St. Thomas Aquinas famously writes in his Summa Theologica that the law should not require more of a people than they are able to do, as they will lose respect for the law. Despite the fact that St. Thomas lived from 1225 to 1274, our “experts” in Washington (who would be ousted by term limits) have not learned this lesson. Thus, the Congress passes its share of burdensome laws – the tax code, for one – while spawning other federal agencies with “rule-making” powers that are effectively legislative powers. Between EPA and OSHA, try to find a good oil-based paint, or some good paint for a tin roof. Sorry, all illegal now. As one contractor recently told me, “The government thinks we’re all too foolish to make decisions for ourselves.”

In response, sensible Americans have come to despise our laws. This is fine; it is the natural and expected response of sane and intelligent persons to idiotic regulations. But from a long-term perspective, it is bad. This is the trouble with the nations recovering from 70 years of Communism: the population has grown so used to black markets, bribing officials, and ignoring the kleptocrats in power that they are having difficulty in creating a civil society based on trust, work (private enterprise) and cooperation.

The Constitution is indeed “living,” so long as by “living” we mean that it has not been repealed. In terms of its actual effect on our daily lives, however, it is as dead as the men who wrote it. We live in an America defined by the lust for power and a disregard for the very concept of law. This cannot change until the American citizenry realizes that government, no matter how “well-intentioned,” cannot magically solve everyone’s problems. It is only by hard work and individual effort that any problem can be solved

Consider for a moment the energy required to make your yard look good. Mowing, weeding, raking, fertilizing, occasional watering, aerating and vigilant watching for pestilence is required to have a nice-looking lawn. Edging along sidewalks, curbs and driveways is required. All this to maintain a parcel of American land perhaps 100 feet by sixty feet. Can any governmental agency effectively replace your efforts to care for your lawn? Would you trust anyone else to take care of your lawn? If you pay for landscaping services, you certainly know how expensive this is. Substitute “poverty” for “lawn care,” and you get the idea: it cannot be done. The government, no matter how much wealth it seizes, cannot effectively do for people what they cannot or will not do for themselves.

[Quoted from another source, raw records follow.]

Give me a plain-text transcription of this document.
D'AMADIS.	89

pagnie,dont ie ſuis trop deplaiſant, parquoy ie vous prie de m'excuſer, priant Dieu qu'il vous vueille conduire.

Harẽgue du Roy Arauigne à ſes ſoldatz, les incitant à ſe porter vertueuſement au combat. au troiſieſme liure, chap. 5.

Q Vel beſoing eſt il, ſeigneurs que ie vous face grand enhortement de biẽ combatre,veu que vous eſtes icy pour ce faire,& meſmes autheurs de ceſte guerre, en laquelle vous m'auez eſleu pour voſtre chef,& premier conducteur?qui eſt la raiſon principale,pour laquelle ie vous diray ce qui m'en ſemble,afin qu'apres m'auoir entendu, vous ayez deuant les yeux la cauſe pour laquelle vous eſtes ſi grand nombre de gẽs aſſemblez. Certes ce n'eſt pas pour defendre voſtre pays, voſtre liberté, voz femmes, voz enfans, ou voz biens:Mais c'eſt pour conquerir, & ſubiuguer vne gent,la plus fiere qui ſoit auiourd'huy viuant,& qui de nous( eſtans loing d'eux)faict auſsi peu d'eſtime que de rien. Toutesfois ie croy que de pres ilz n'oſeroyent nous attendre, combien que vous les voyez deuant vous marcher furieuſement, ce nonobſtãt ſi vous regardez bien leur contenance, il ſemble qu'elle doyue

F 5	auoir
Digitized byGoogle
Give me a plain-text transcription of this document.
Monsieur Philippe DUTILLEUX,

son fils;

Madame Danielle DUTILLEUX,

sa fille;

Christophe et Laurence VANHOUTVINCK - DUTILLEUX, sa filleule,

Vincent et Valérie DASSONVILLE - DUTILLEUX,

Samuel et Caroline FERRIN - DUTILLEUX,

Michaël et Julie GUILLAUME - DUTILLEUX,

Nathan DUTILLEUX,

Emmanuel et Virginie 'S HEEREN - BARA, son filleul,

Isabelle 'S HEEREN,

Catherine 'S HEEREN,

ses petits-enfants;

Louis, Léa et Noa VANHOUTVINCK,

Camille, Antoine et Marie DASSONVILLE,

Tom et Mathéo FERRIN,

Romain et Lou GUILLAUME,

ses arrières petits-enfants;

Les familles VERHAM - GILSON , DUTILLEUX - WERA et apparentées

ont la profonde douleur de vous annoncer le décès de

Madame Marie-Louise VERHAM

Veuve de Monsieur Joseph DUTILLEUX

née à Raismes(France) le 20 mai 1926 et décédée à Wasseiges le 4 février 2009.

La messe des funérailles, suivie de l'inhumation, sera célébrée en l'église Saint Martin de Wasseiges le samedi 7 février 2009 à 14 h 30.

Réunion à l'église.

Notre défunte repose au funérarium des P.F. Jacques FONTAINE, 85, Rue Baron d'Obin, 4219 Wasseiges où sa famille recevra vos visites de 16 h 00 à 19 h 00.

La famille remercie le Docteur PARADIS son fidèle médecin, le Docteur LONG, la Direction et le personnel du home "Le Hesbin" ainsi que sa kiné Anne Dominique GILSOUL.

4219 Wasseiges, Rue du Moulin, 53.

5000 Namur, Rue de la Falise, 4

This is why private charity – individual initiative – is the best approach to social problems. We must care for our own relatives, parishioners, and neighbors who are sick, unemployed, or similarly troubled. There is no substitute for the intimate local knowledge of a problem, and for the desire to help someone you know, rather than a desire to help a faceless “humanity” which you can never see. Most importantly, there is no way to avoid the reality of hard work. The decision to “let the government do it” is simply a decision to “let someone else do it” – and it is clear where such decisions usually lead: nothing gets done, and we end up with a bigger mess than at the beginning.

Want to live under the rule of law instead of the rule of “great men” (who turn out to be merely charismatic boobs that lied their way to the top)? Work hard, and don’t expect Big Brother to help you out. In such a world, there is no need for Big Brother, hence no need for him to take half your income – and no sophistry like a “living” Constitution.

December 7, 2000

Mr. Dieteman is an attorney in Erie, Pennsylvania, and a PhD candidate in philosophy at The Catholic University of America.